Chi sono

Le storie sono uno dei grandi mezzi di comunicazione che fin dall’alba dei tempi, con la trasmissione di gesta nella tradizione orale, hanno unito gli esseri umani e le generazioni.

Scrivere in particolare fiabe significa trasmettere ai propri figli e agli altri in generale spunti di riflessione sulla vita. Il rapporto tra autore e lettori è inoltre biunivoco, infatti il lettore può imparare dall’autore, ma anche quest’ultimo può apprendere dal lettore in quanto gli trasmette una propria interpretazione che fa scoprire chiavi di lettura diverse e, talvolta, ignorate dallo stesso autore.

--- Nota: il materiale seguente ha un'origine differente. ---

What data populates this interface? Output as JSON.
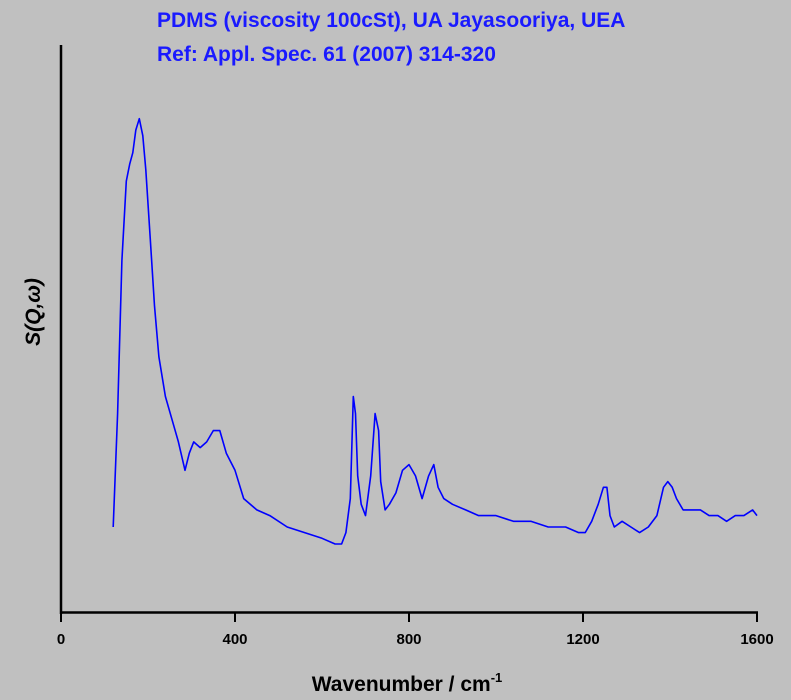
{
  "chart_data": {
    "type": "line",
    "title_lines": [
      "PDMS (viscosity 100cSt), UA Jayasooriya, UEA",
      "Ref: Appl. Spec. 61 (2007) 314-320"
    ],
    "xlabel": "Wavenumber / cm",
    "xlabel_superscript": "-1",
    "ylabel": "S(Q,ω)",
    "xlim": [
      0,
      1600
    ],
    "ylim": [
      0,
      100
    ],
    "x_ticks": [
      "0",
      "400",
      "800",
      "1200",
      "1600"
    ],
    "x_tick_values": [
      0,
      400,
      800,
      1200,
      1600
    ],
    "y_ticks_shown": false,
    "grid": false,
    "colors": {
      "line": "#0000ff",
      "title": "#1a1aff",
      "background": "#c0c0c0",
      "axis": "#000000"
    },
    "series": [
      {
        "x": [
          120,
          130,
          140,
          150,
          158,
          165,
          172,
          180,
          188,
          195,
          205,
          215,
          225,
          240,
          255,
          270,
          285,
          295,
          305,
          320,
          335,
          350,
          365,
          380,
          400,
          420,
          450,
          480,
          520,
          560,
          600,
          630,
          645,
          655,
          665,
          672,
          677,
          682,
          690,
          700,
          712,
          722,
          730,
          735,
          745,
          755,
          770,
          785,
          800,
          815,
          830,
          845,
          857,
          867,
          880,
          900,
          930,
          960,
          1000,
          1040,
          1080,
          1120,
          1160,
          1190,
          1205,
          1220,
          1235,
          1247,
          1255,
          1262,
          1272,
          1290,
          1310,
          1330,
          1350,
          1370,
          1385,
          1395,
          1405,
          1415,
          1430,
          1450,
          1470,
          1490,
          1510,
          1530,
          1550,
          1570,
          1590,
          1600
        ],
        "y": [
          15,
          35,
          62,
          76,
          79,
          81,
          85,
          87,
          84,
          78,
          66,
          54,
          45,
          38,
          34,
          30,
          25,
          28,
          30,
          29,
          30,
          32,
          32,
          28,
          25,
          20,
          18,
          17,
          15,
          14,
          13,
          12,
          12,
          14,
          20,
          38,
          35,
          24,
          19,
          17,
          24,
          35,
          32,
          23,
          18,
          19,
          21,
          25,
          26,
          24,
          20,
          24,
          26,
          22,
          20,
          19,
          18,
          17,
          17,
          16,
          16,
          15,
          15,
          14,
          14,
          16,
          19,
          22,
          22,
          17,
          15,
          16,
          15,
          14,
          15,
          17,
          22,
          23,
          22,
          20,
          18,
          18,
          18,
          17,
          17,
          16,
          17,
          17,
          18,
          17
        ]
      }
    ]
  }
}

Inoltre a fianco della scrittura ha pari dignità la lettura che è anch’essa un mezzo di comunicazione fondamentale. Non dimentichiamoci che le fiabe ascoltate dai genitori aiutano fin dai primi anni di vita ad instaurare un dialogo aumentando la fiducia reciproca. La lettura diventa quindi uno spazio privato in cui il genitore si confessa al figlio e viceversa. Tramite le fiabe il bambino dal canto suo impara a riconoscere e gestire le emozioni nelle esperienze di vita allargando la propria mente e sviluppando l’apprendimento cognitivo.

La protagonista della fiaba sulla Costituzione italiana, intitolata “Una Maestra Vera”, è solo in parte la Maestra di mio figlio, ma per un gioco di specchi ricorda soprattutto la mia maestra elementare degli anni 70, la mitica Eleonora Acunzo Agricola, una maestra da gran premio di Monza.

La Maestra Agricola mi accolse in seconda elementare a 4 anni e mezzo, poiché già dai tre anni sapevo leggere e scrivere perfettamente. I miei decisero di far sostenere l’esame di ingresso diretto in seconda elementare a me, che sono di dicembre, per entrare direttamente in seconda. Così a 5 anni non ancora compiuti mi ritrovai catapultato nel mondo della scuola. Quel bambinetto timido e spaventato fu accolto dalla Maestra napoletana, verace e piena di passione, con una dolcezza ed umanità straordinarie, tanto che riuscii a mettere a frutto le mie doti innate innamorandomi perdutamente dell’italiano.

Non è facile trovare maestre Agricola a scuola. Lei era diversa da tutte, amava il suo lavoro come non mai e l’insegnamento era la sua missione. Di italiano ci fece leggere tutti gli autori più formativi per i bambini, quali ad esempio Gianni Rodari, ma anche pagine scelte di giganti della letteratura come Hemingway e Melville, Il Moby Dick e le sue molteplici interpretazioni mi affascinarono per il resto della vita.

Ricordo ancora con nostalgia quel dito con l’unghia laccata di rosso che seguiva le parole sulle nostre pagine di scolaretti con la grazia di una magia. I temi erano spesso liberi e furono la mia prima palestra per creare racconti del tutto immaginari o ispirati alle mie esperienze e alla mia bella famiglia.

Se potessi ancora parlarle una ultima volta le direi: ”Cara Maestra Agricola, cercherò di stare calmo e non sentire quel batticuore quasi da innamorato che compariva ogni volta che la vedevo, anche da adulto. Le devo la passione per la letteratura e la scrittura, il mestiere di giornalista e l’ambizione di voler diventare anche io un giornalista scrittore, come usava una volta”. Sono sicuro che la mia antica, cara Maestra mi abbraccerebbe con gioia cercando se, ancora una volta, avevo appallottolato il cappotto per metterlo in cartella prima di uscire.